With very few exceptions, killing people is bad for business.
Driving is good for business, since it gets your employees where they need to go. And mobile phone use is good for business, since it keeps them productive wherever they are. But driving while using mobile phones is bad for business, insofar as it leads to killing people, which it sometimes does. Twenty percent of crashes resulting in injury in 2009 involved reports of distracted driving; 18% of the fatalities in such crashes involved a phone.
All of which, on top of being very sad, could cost your business serious money. Distracted driving is “a ticking time bomb in terms of corporate liability,” said Matt Howard, CEO of ZoomSafer, which announced a new $1.1 million in funding today.
ZoomSafer works to control and prevent distracted driving. It does this in a number of ways. For individual clients who sign up, it can use your phone’s GPS sensors to see whether you’re speeding; if so, it will disable your cellphone until you stop the car. For corporations, ZoomSafer can be applied to your entire fleet, automatically preventing your employees from texting, tweeting, surfing, or doing any of the manifold other distracting things you can do with a phone while driving.
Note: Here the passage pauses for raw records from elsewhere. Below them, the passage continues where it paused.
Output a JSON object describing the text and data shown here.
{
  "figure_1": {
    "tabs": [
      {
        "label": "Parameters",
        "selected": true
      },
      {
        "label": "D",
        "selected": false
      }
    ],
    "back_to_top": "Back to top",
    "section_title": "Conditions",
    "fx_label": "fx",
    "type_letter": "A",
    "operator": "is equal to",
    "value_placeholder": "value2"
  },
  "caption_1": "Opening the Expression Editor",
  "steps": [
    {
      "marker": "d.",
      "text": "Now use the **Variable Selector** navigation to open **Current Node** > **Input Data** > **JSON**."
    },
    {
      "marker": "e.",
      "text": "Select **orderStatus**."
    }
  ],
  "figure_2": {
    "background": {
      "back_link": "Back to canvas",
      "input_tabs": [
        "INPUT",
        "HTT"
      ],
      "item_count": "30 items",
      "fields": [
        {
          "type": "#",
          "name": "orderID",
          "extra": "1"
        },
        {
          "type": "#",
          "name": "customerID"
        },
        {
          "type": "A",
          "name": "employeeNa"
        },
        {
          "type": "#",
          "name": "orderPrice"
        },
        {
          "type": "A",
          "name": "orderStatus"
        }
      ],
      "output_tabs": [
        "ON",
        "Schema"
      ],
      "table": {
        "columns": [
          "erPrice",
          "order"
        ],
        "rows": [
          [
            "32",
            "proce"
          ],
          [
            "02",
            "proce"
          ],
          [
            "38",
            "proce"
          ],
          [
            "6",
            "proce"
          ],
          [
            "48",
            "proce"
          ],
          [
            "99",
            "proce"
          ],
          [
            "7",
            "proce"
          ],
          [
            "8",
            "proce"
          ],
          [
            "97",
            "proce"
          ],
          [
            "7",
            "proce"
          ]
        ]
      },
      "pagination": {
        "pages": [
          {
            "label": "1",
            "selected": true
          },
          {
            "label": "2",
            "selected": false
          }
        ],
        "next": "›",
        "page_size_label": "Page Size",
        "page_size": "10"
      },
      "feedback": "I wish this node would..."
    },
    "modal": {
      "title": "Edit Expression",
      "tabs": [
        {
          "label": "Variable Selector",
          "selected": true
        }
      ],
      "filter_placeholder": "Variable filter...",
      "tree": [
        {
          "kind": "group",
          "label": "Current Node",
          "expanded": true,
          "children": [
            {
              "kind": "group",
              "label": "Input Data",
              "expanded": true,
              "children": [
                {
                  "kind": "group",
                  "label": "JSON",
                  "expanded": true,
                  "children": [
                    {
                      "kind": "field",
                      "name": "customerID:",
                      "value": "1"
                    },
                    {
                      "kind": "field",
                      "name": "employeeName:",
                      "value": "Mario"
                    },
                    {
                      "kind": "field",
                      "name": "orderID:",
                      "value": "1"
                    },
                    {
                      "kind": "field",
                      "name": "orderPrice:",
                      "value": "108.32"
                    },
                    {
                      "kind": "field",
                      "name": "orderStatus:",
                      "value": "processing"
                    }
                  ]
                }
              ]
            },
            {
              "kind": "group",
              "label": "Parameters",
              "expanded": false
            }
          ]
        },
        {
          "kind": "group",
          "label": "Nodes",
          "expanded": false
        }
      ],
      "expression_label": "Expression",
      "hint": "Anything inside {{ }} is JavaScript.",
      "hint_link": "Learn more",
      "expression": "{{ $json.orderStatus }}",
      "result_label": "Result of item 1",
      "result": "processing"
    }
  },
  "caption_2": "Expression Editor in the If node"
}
“FleetSafer,” as ZoomSafer’s fleet-wide service is called, also offers businesses analytics for employers to measure employees’ cell phone use while driving. There’s a few reasons why this analytics tool is important, Howard tells Fast Company. While ZoomSafer can exert and influence over smartphones, it can’t do so over traditional mobile phones. And for the time being, smartphones are the minority of the market share (even though that will tip in the next year or two, say analysts). But FleetSafer Vision, the analytics tool, allows employers to monitor even those on traditional mobile phones. Flagrant violators of mobile-use policy can then be called into the office for a warning, based on the data.
FleetSafer Vision is also a more realistic product for companies that regard flat-out disabling phones as oppressive. There are some who say, “This feels a bit draconian, feels a bit Big Brotherish,” admits Howard; for them, they might prefer to eschew the “big hammer” approach of disabling phones for the “small hammer” approach of passive monitoring. That way employers can single out the problem cases, and issue a few warnings before deciding to disable phones on the road.
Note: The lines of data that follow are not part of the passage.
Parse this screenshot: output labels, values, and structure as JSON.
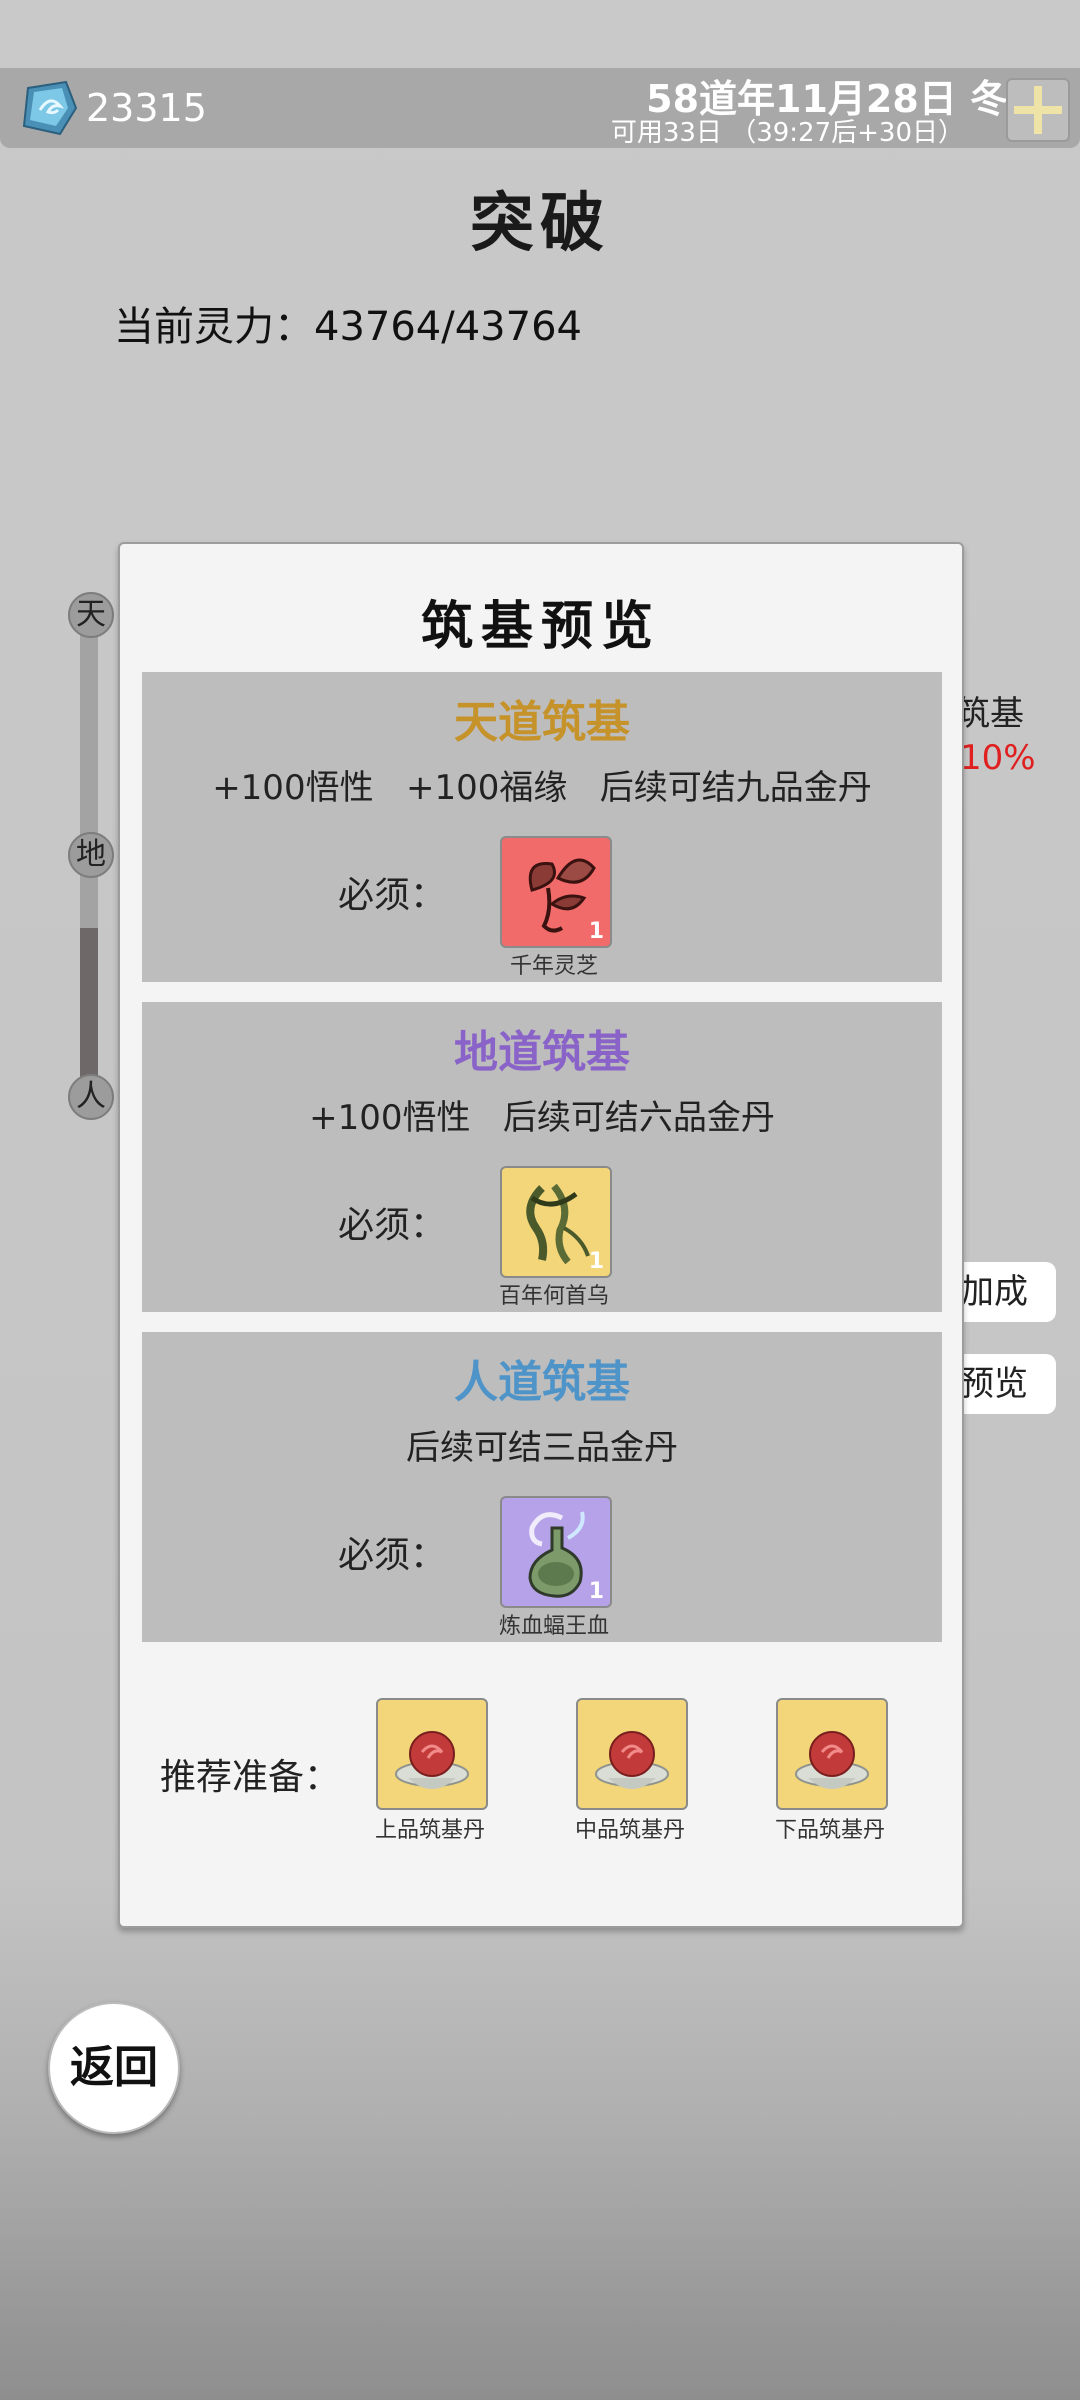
{
  "header": {
    "gem_icon": "spirit-stone-icon",
    "gem_count": "23315",
    "date": "58道年11月28日 冬",
    "availability": "可用33日 （39:27后+30日）",
    "plus_icon": "plus-icon"
  },
  "page": {
    "title": "突破",
    "spirit_power": "当前灵力：43764/43764"
  },
  "background": {
    "partial_text1": "筑基",
    "partial_text2": "10%",
    "bonus_button": "加成",
    "preview_button": "预览"
  },
  "slider": {
    "nodes": [
      "天",
      "地",
      "人"
    ],
    "level_fraction": 0.33
  },
  "popup": {
    "title": "筑基预览",
    "cards": [
      {
        "title": "天道筑基",
        "title_color": "#c6922a",
        "desc": "+100悟性   +100福缘   后续可结九品金丹",
        "required_label": "必须：",
        "item_name": "千年灵芝",
        "item_count": "1",
        "item_icon": "lingzhi-icon",
        "item_bg": "#f26b6b"
      },
      {
        "title": "地道筑基",
        "title_color": "#8a63c9",
        "desc": "+100悟性   后续可结六品金丹",
        "required_label": "必须：",
        "item_name": "百年何首乌",
        "item_count": "1",
        "item_icon": "heshouwu-icon",
        "item_bg": "#f3d57a"
      },
      {
        "title": "人道筑基",
        "title_color": "#4f94c9",
        "desc": "后续可结三品金丹",
        "required_label": "必须：",
        "item_name": "炼血蝠王血",
        "item_count": "1",
        "item_icon": "blood-vial-icon",
        "item_bg": "#b5a2e8"
      }
    ],
    "recommended_label": "推荐准备：",
    "recommended": [
      {
        "name": "上品筑基丹",
        "icon": "pill-icon"
      },
      {
        "name": "中品筑基丹",
        "icon": "pill-icon"
      },
      {
        "name": "下品筑基丹",
        "icon": "pill-icon"
      }
    ]
  },
  "back_button": "返回"
}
Since helicopter parenting is big business, too, ZoomSafer also has a product called TeenSafer, which prevents your teenaged kid from texting or emailing from driving. In an effort to ease the inevitable, “But, Mom…!” conversation that follows the announcement of this new digital restriction on your kid, TeenSafer enables an automatic text-message response to friends you ping the teen while driving. A video shows an outgoing text on an iPhone: “matt received your text but is driving and focused on the road. Try ZoomSafer for free at www.zoomsafer.com.”
ZoomSafer plans to use the new cash to expand marketing and develop new products. One of the most recent developments has been software for Android phones, which launched in January.